Blair’s calculated move to the center in the mid-1990s came after Labour had spent the best part of two decades in the electoral wilderness. Blair told The Economist that next month’s election is in danger of becoming one “in which a traditional left-wing party competes with a traditional right-wing party, with the traditional result.”

Despite Blair’s pessimistic forecast, a traditional result looks unlikely. For only the third time in almost a century, a hung parliament is expected. At best, Labour could win the most seats of any party, but gaining a majority, which would allow it to govern alone, looks impossible.

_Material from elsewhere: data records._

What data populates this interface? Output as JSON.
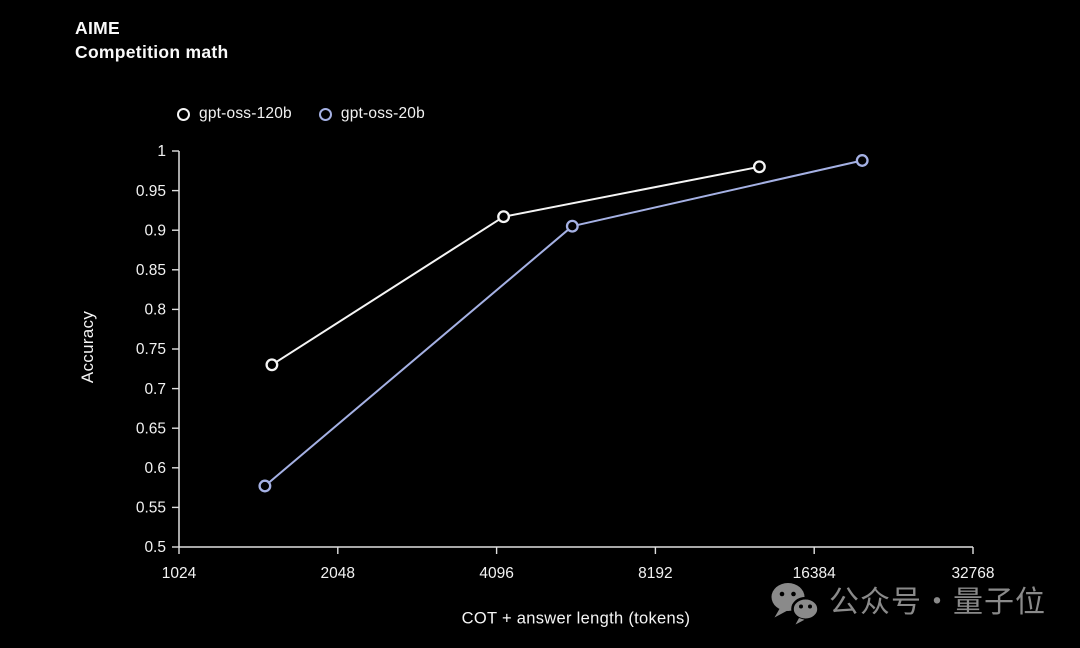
{
  "page": {
    "background": "#000000"
  },
  "title": {
    "line1": "AIME",
    "line2": "Competition math"
  },
  "watermark": {
    "icon": "wechat-icon",
    "text": "公众号・量子位",
    "color": "#8a8a8a"
  },
  "chart_data": {
    "type": "line",
    "title": "AIME Competition math",
    "xlabel": "COT + answer length (tokens)",
    "ylabel": "Accuracy",
    "x_scale": "log2",
    "xlim": [
      1024,
      32768
    ],
    "ylim": [
      0.5,
      1.0
    ],
    "xtick_labels": [
      "1024",
      "2048",
      "4096",
      "8192",
      "16384",
      "32768"
    ],
    "ytick_labels": [
      "0.5",
      "0.55",
      "0.6",
      "0.65",
      "0.7",
      "0.75",
      "0.8",
      "0.85",
      "0.9",
      "0.95",
      "1"
    ],
    "grid": false,
    "legend_position": "top-left",
    "axis_color": "#e0e0e0",
    "tick_text_color": "#f2f2f2",
    "series": [
      {
        "name": "gpt-oss-120b",
        "color": "#f5f5f5",
        "points": [
          [
            1536,
            0.73
          ],
          [
            4224,
            0.917
          ],
          [
            12900,
            0.98
          ]
        ]
      },
      {
        "name": "gpt-oss-20b",
        "color": "#a5b1e4",
        "points": [
          [
            1490,
            0.577
          ],
          [
            5700,
            0.905
          ],
          [
            20200,
            0.988
          ]
        ]
      }
    ]
  }
}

That’s where the Scottish National Party comes in. The party’s deputy leader, Stewart Hosie, told The Daily Beast that they would try to use their position in a fragmented Westminster to force Miliband further to the left, encouraging him to rethink plans to radically cut the deficit and urging him to halt the renewal of Britain’s Trident submarine nuclear deterrent.

“We would hope that we can bring progressive politics to the table at a U.K. level as well as seeking more powers for Scotland,” he said. “We've already laid out up front where it is we're coming from, so we have said, for example, an end to austerity; that means a very modest real terms increase in spending. And, of course, we wouldn't countenance spending £100 million on Trident.”

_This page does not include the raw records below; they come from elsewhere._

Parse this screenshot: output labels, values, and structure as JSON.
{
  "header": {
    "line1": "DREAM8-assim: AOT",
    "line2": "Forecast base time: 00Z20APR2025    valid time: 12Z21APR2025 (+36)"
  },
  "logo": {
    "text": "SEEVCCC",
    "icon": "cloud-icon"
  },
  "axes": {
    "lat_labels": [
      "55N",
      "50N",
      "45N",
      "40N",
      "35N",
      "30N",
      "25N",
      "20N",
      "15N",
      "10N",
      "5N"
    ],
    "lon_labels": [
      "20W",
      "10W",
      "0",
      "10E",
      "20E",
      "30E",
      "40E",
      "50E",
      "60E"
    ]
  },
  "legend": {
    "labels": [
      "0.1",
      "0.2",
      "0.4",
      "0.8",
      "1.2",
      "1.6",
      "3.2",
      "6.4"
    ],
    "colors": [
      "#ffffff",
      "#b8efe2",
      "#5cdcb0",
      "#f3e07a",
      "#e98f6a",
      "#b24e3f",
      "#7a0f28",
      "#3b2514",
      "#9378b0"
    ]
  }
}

Hosie, who is the MP for Dundee East, said he has a vision of the first genuinely left-wing British government since the 1970s. “I think there's a really strong chance we could do that,” he said. “We would certainly go so far as to say we would like to try to create and work within a progressive bloc to try and deliver those gains for ordinary people.”

Kellner, of YouGov, said the SNP surge would give the party an unprecedented opportunity to make an impact on politics at Westminster, where they have previously held a maximum of six seats. Alex Salmond, who was leader of the SNP until the referendum, hopes to be one of the new intake of MPs. But neither he nor Hosie are likely to be invited to join the government or forge any formal coalition with Labour.

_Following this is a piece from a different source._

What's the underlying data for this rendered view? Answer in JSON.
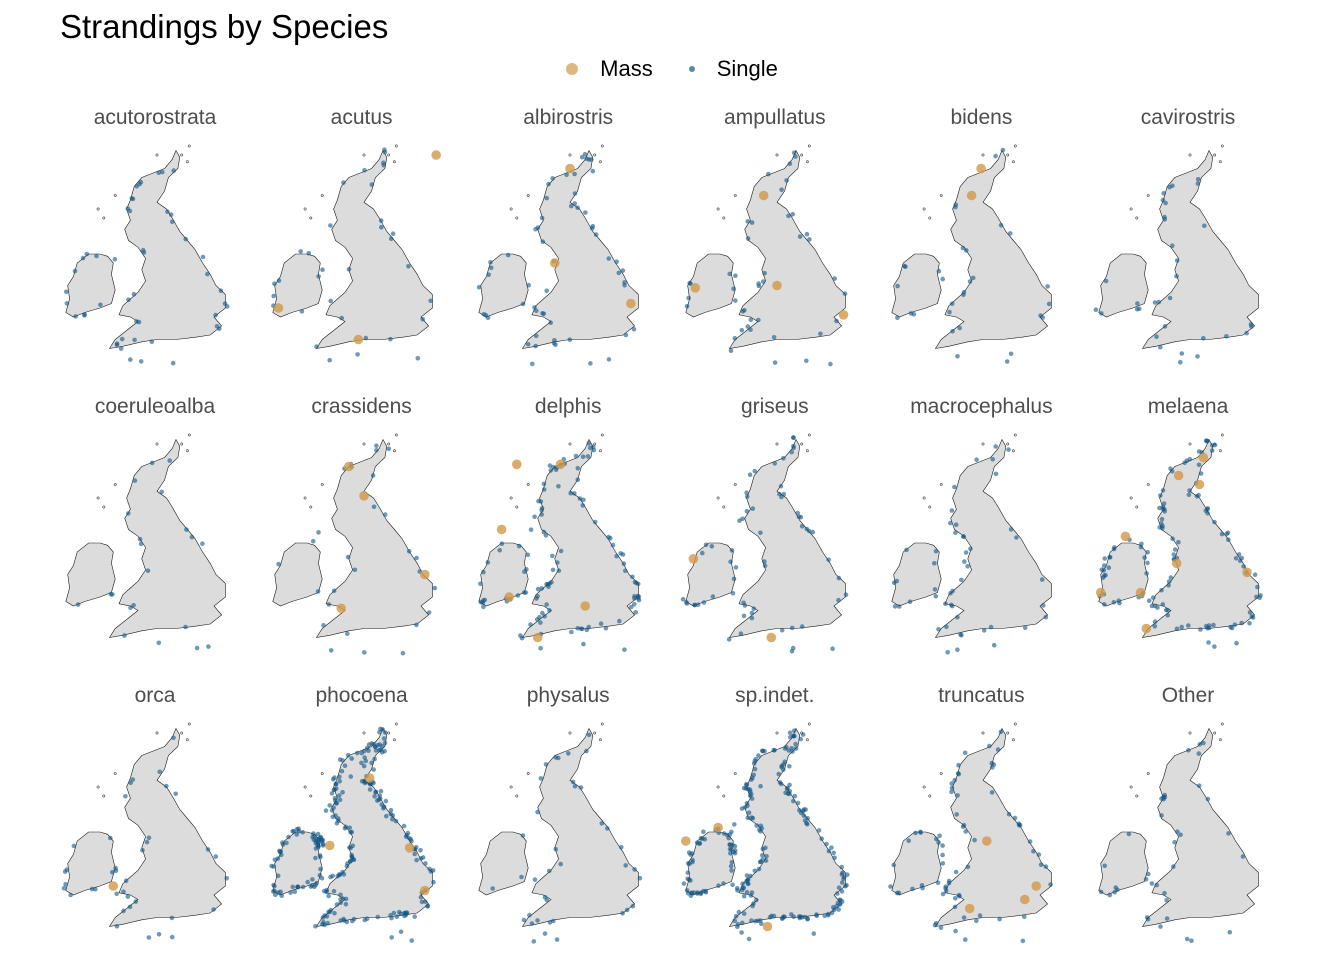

“I think the SNP might well have influence without any formal dialogue, direct negotiations or discussions taking place between the SNP leadership and the Labour government,” said Kellner, although he suggested they were more likely to prioritize winning greater powers for Scotland than promoting left-wing economic aims.

The last time Britain was caught up in a series of hung parliaments and left-wing governments was in the 1970s. One man who experienced the full range of Labour governments from Harold Wilson to Tony Blair is Michael Meacher, an MP for 35 years, who was appointed to his first junior ministerial role in 1974.

Labour MPs in the Socialist Campaign Group say they will try to force Miliband to abandon his pledge to continue with the vast majority of the current government’s spending cuts in order to reduce the deficit, even if that means working with the SNP directly.

Meacher said Labour MPs on the left of the party would encourage Miliband to soften his approach to austerity if they were elected. “I hope we are all loyal Labour MPs but I think we have a right in the current situation to exert pressure to try and get the kind of result that we believe in and we feel will restore Labour Party principles,” he told The Daily Beast.

As one of the longest serving ministers in Blair’s government, he says the man who ended Labour’s commitment to nationalization, and took the country to war in Iraq and Afghanistan, could hardly be more different from Miliband. “There’s not just an abyss between them, there’s a gulf, there’s an ocean,” he said.

Miliband has more of a reputation as a geek than a political Rottweiler, but Meacher thinks he could yet emerge as a Thatcher of the left. “I know him pretty well and I’m sure that’s what he’s determined to do,” he said. “Once someone becomes the prime minister and has the power which goes with that office, and the power of patronage and the control, which it gives you over the party and the levers of government, I think people can become themselves.”